ExecutorService 永远不会停止。在另一个正在执行的任务中执行新任务时

ExecutorService never stops. When execute new task inside another executing task

美好的一天。

我的网络爬虫项目有阻塞问题。 逻辑很简单。首先创建一个 Runnable,它下载 html 文档,扫描所有 links,然后在所有资助的 links 上创建新的 Runnable 对象。每个新创建的 Runnable 依次为每个 link 创建新的 Runnable 对象并执行它们。

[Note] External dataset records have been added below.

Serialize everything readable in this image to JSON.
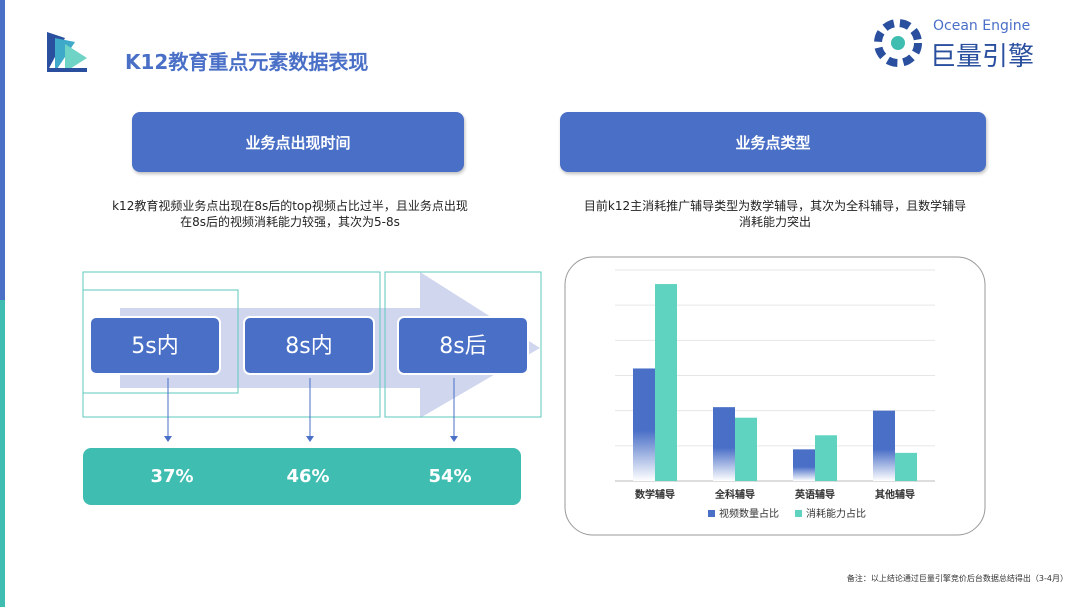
{
  "header": {
    "title": "K12教育重点元素数据表现",
    "logo_en": "Ocean Engine",
    "logo_cn": "巨量引擎"
  },
  "left": {
    "heading": "业务点出现时间",
    "description": [
      "k12教育视频业务点出现在8s后的top视频占比过半，且业务点出现",
      "在8s后的视频消耗能力较强，其次为5-8s"
    ],
    "stages": [
      {
        "label": "5s内",
        "share": "37%"
      },
      {
        "label": "8s内",
        "share": "46%"
      },
      {
        "label": "8s后",
        "share": "54%"
      }
    ]
  },
  "right": {
    "heading": "业务点类型",
    "description": [
      "目前k12主消耗推广辅导类型为数学辅导，其次为全科辅导，且数学辅导",
      "消耗能力突出"
    ]
  },
  "chart_data": {
    "type": "bar",
    "categories": [
      "数学辅导",
      "全科辅导",
      "英语辅导",
      "其他辅导"
    ],
    "series": [
      {
        "name": "视频数量占比",
        "color": "#4a6fc7",
        "values": [
          32,
          21,
          9,
          20
        ]
      },
      {
        "name": "消耗能力占比",
        "color": "#5fd3c0",
        "values": [
          56,
          18,
          13,
          8
        ]
      }
    ],
    "ylim": [
      0,
      60
    ],
    "yticks": [
      0,
      10,
      20,
      30,
      40,
      50,
      60
    ],
    "grid": true,
    "legend": "bottom"
  },
  "footer": {
    "note": "备注：以上结论通过巨量引擎竞价后台数据总结得出（3-4月）"
  }
}
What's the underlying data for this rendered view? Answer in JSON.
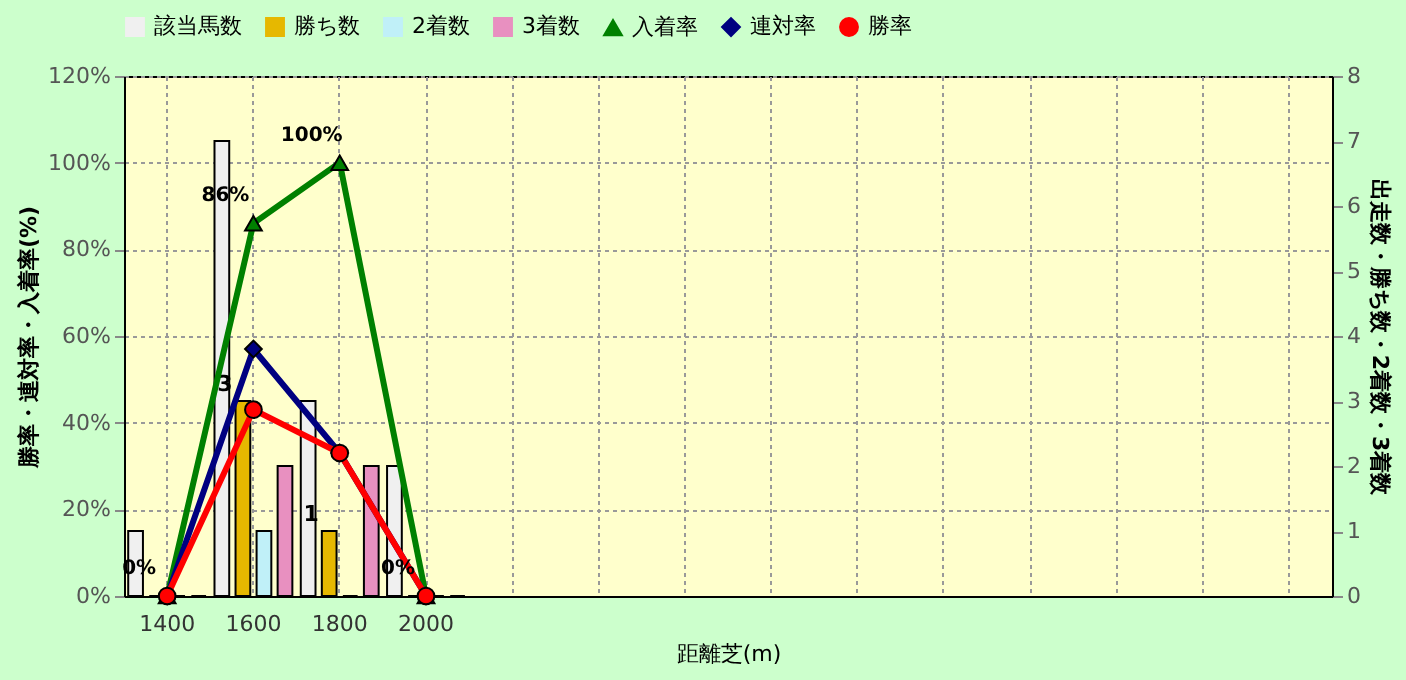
{
  "chart_data": {
    "type": "bar",
    "xlabel": "距離芝(m)",
    "ylabel": "勝率・連対率・入着率(%)",
    "y2label": "出走数・勝ち数・2着数・3着数",
    "categories": [
      "1400",
      "1600",
      "1800",
      "2000",
      null,
      null,
      null,
      null,
      null,
      null,
      null,
      null,
      null,
      null
    ],
    "series": [
      {
        "name": "該当馬数",
        "axis": "y2",
        "color": "#f0f0f0",
        "values": [
          1,
          7,
          3,
          2,
          null,
          null,
          null,
          null,
          null,
          null,
          null,
          null,
          null,
          null
        ]
      },
      {
        "name": "勝ち数",
        "axis": "y2",
        "color": "#e6b800",
        "values": [
          0,
          3,
          1,
          0,
          null,
          null,
          null,
          null,
          null,
          null,
          null,
          null,
          null,
          null
        ],
        "value_labels": [
          null,
          "3",
          "1",
          null,
          null,
          null,
          null,
          null,
          null,
          null,
          null,
          null,
          null,
          null
        ]
      },
      {
        "name": "2着数",
        "axis": "y2",
        "color": "#c0f0f8",
        "values": [
          0,
          1,
          0,
          0,
          null,
          null,
          null,
          null,
          null,
          null,
          null,
          null,
          null,
          null
        ]
      },
      {
        "name": "3着数",
        "axis": "y2",
        "color": "#e890c0",
        "values": [
          0,
          2,
          2,
          0,
          null,
          null,
          null,
          null,
          null,
          null,
          null,
          null,
          null,
          null
        ]
      },
      {
        "name": "入着率",
        "type": "line",
        "color": "#008000",
        "marker": "triangle",
        "values": [
          0,
          86,
          100,
          0,
          null,
          null,
          null,
          null,
          null,
          null,
          null,
          null,
          null,
          null
        ],
        "value_labels": [
          "0%",
          "86%",
          "100%",
          "0%",
          null,
          null,
          null,
          null,
          null,
          null,
          null,
          null,
          null,
          null
        ]
      },
      {
        "name": "連対率",
        "type": "line",
        "color": "#000080",
        "marker": "diamond",
        "values": [
          0,
          57,
          33,
          0,
          null,
          null,
          null,
          null,
          null,
          null,
          null,
          null,
          null,
          null
        ]
      },
      {
        "name": "勝率",
        "type": "line",
        "color": "#ff0000",
        "marker": "circle",
        "values": [
          0,
          43,
          33,
          0,
          null,
          null,
          null,
          null,
          null,
          null,
          null,
          null,
          null,
          null
        ]
      }
    ],
    "ylim": [
      0,
      120
    ],
    "yticks": [
      {
        "value": 0,
        "label": "0%"
      },
      {
        "value": 20,
        "label": "20%"
      },
      {
        "value": 40,
        "label": "40%"
      },
      {
        "value": 60,
        "label": "60%"
      },
      {
        "value": 80,
        "label": "80%"
      },
      {
        "value": 100,
        "label": "100%"
      },
      {
        "value": 120,
        "label": "120%"
      }
    ],
    "y2lim": [
      0,
      8
    ],
    "y2ticks": [
      0,
      1,
      2,
      3,
      4,
      5,
      6,
      7,
      8
    ],
    "grid": true,
    "legend": "top"
  }
}
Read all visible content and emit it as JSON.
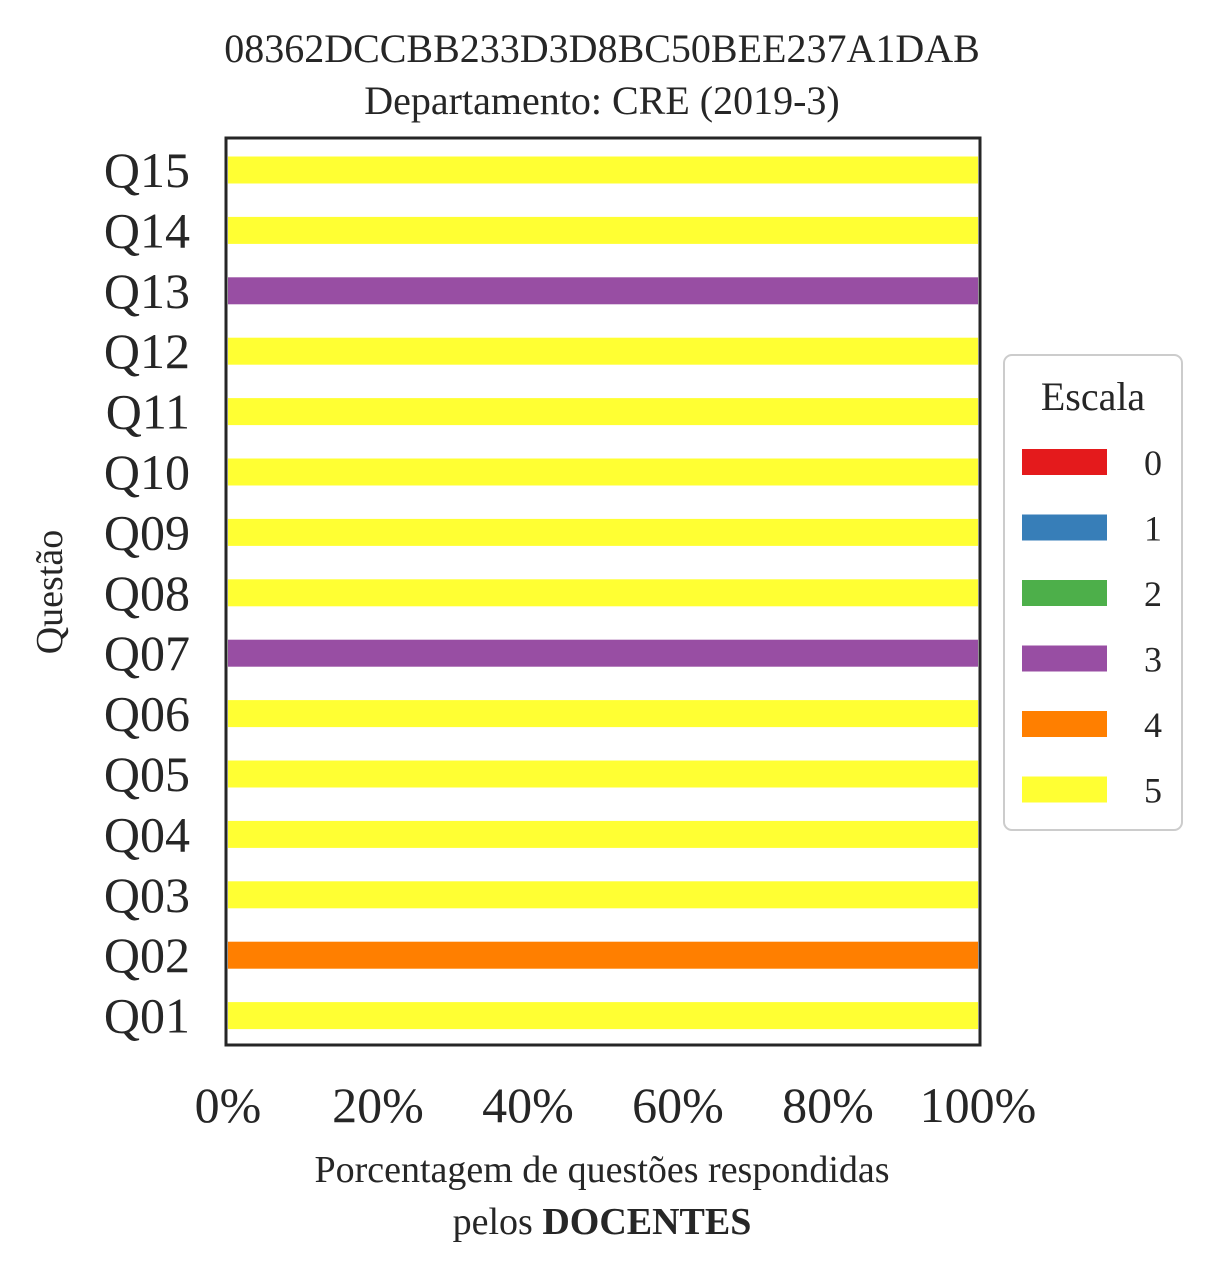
{
  "chart_data": {
    "type": "bar",
    "orientation": "horizontal",
    "stacked": true,
    "title": "08362DCCBB233D3D8BC50BEE237A1DAB",
    "subtitle": "Departamento: CRE (2019-3)",
    "ylabel": "Questão",
    "xlabel": "Porcentagem de questões respondidas",
    "xlabel_line2_prefix": "pelos ",
    "xlabel_line2_bold": "DOCENTES",
    "xlim": [
      0,
      100
    ],
    "xticks": [
      "0%",
      "20%",
      "40%",
      "60%",
      "80%",
      "100%"
    ],
    "categories": [
      "Q01",
      "Q02",
      "Q03",
      "Q04",
      "Q05",
      "Q06",
      "Q07",
      "Q08",
      "Q09",
      "Q10",
      "Q11",
      "Q12",
      "Q13",
      "Q14",
      "Q15"
    ],
    "legend": {
      "title": "Escala",
      "position": "center-right"
    },
    "series": [
      {
        "name": "0",
        "color": "#e41a1c",
        "values": [
          0,
          0,
          0,
          0,
          0,
          0,
          0,
          0,
          0,
          0,
          0,
          0,
          0,
          0,
          0
        ]
      },
      {
        "name": "1",
        "color": "#377eb8",
        "values": [
          0,
          0,
          0,
          0,
          0,
          0,
          0,
          0,
          0,
          0,
          0,
          0,
          0,
          0,
          0
        ]
      },
      {
        "name": "2",
        "color": "#4daf4a",
        "values": [
          0,
          0,
          0,
          0,
          0,
          0,
          0,
          0,
          0,
          0,
          0,
          0,
          0,
          0,
          0
        ]
      },
      {
        "name": "3",
        "color": "#984ea3",
        "values": [
          0,
          0,
          0,
          0,
          0,
          0,
          100,
          0,
          0,
          0,
          0,
          0,
          100,
          0,
          0
        ]
      },
      {
        "name": "4",
        "color": "#ff7f00",
        "values": [
          0,
          100,
          0,
          0,
          0,
          0,
          0,
          0,
          0,
          0,
          0,
          0,
          0,
          0,
          0
        ]
      },
      {
        "name": "5",
        "color": "#ffff33",
        "values": [
          100,
          0,
          100,
          100,
          100,
          100,
          0,
          100,
          100,
          100,
          100,
          100,
          0,
          100,
          100
        ]
      }
    ]
  }
}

问题是 ExecutorService 永远不会停止。

CrawlerTest.java

public class CrawlerTest {

    public static void main(String[] args) throws InterruptedException {
        new CrawlerService().crawlInternetResource("https://jsoup.org/");
    }
}

CrawlerService.java

import java.io.IOException;
import java.util.Collections;
import java.util.Set;
import java.util.concurrent.ConcurrentHashMap;
import java.util.concurrent.ExecutorService;
import java.util.concurrent.Executors;
import java.util.concurrent.TimeUnit;

import org.jsoup.Jsoup;
import org.jsoup.nodes.Document;
import org.jsoup.nodes.Element;
import org.jsoup.select.Elements;

public class CrawlerService {

    private Set<String> uniqueUrls = Collections.newSetFromMap(new ConcurrentHashMap<String, Boolean>(10000));
    private ExecutorService executorService = Executors.newFixedThreadPool(8);
    private String baseDomainUrl;

    public void crawlInternetResource(String baseDomainUrl) throws InterruptedException {
        this.baseDomainUrl = baseDomainUrl;
        System.out.println("Start");
        executorService.execute(new Crawler(baseDomainUrl)); //Run first thread and scan main domain page. This thread produce new threads.
        executorService.awaitTermination(10, TimeUnit.MINUTES);
        System.out.println("End");
    }

    private class Crawler implements Runnable { // Inner class that encapsulates thread and scan for links

        private String urlToCrawl;

        public Crawler(String urlToCrawl) {
            this.urlToCrawl = urlToCrawl;
        }

        public void run() {
            try {
                findAllLinks();
            } catch (InterruptedException e) {
                e.printStackTrace();
            }
        }

        private void findAllLinks() throws InterruptedException {
            /*Try to add new url in collection, if url is unique adds it to collection, 
             * scan document and start new thread for finded links*/
            if (uniqueUrls.add(urlToCrawl)) { 
                System.out.println(urlToCrawl);

                Document htmlDocument = loadHtmlDocument(urlToCrawl);
                Elements findedLinks = htmlDocument.select("a[href]");

                for (Element link : findedLinks) {
                    String absLink = link.attr("abs:href");
                    if (absLink.contains(baseDomainUrl) && !absLink.contains("#")) { //Check that we are don't go out of domain
                        executorService.execute(new Crawler(absLink)); //Start new thread for each funded link
                    }
                }
            }
        }

        private Document loadHtmlDocument(String internetResourceUrl) {
            Document document = null;
            try {
                document = Jsoup.connect(internetResourceUrl).ignoreHttpErrors(true).ignoreContentType(true)
                        .userAgent("Mozilla/5.0 (Windows NT 6.1; WOW64; rv:48.0) Gecko/20100101 Firefox/48.0")
                        .timeout(10000).get();
            } catch (IOException e) {
                System.out.println("Page load error");
                e.printStackTrace();
            }
            return document;
        }
    }
}

此应用大约需要 20 秒来扫描 jsoup.org 所有唯一的 link。但它只需等待 10 分钟 executorService.awaitTermination(10, TimeUnit.MINUTES); 然后我看到死主线程和仍在工作的执行者。

Threads

如何强制ExecutorService正常工作?

我认为问题是它在另一个任务中而不是在主线程中调用 executorService.execute。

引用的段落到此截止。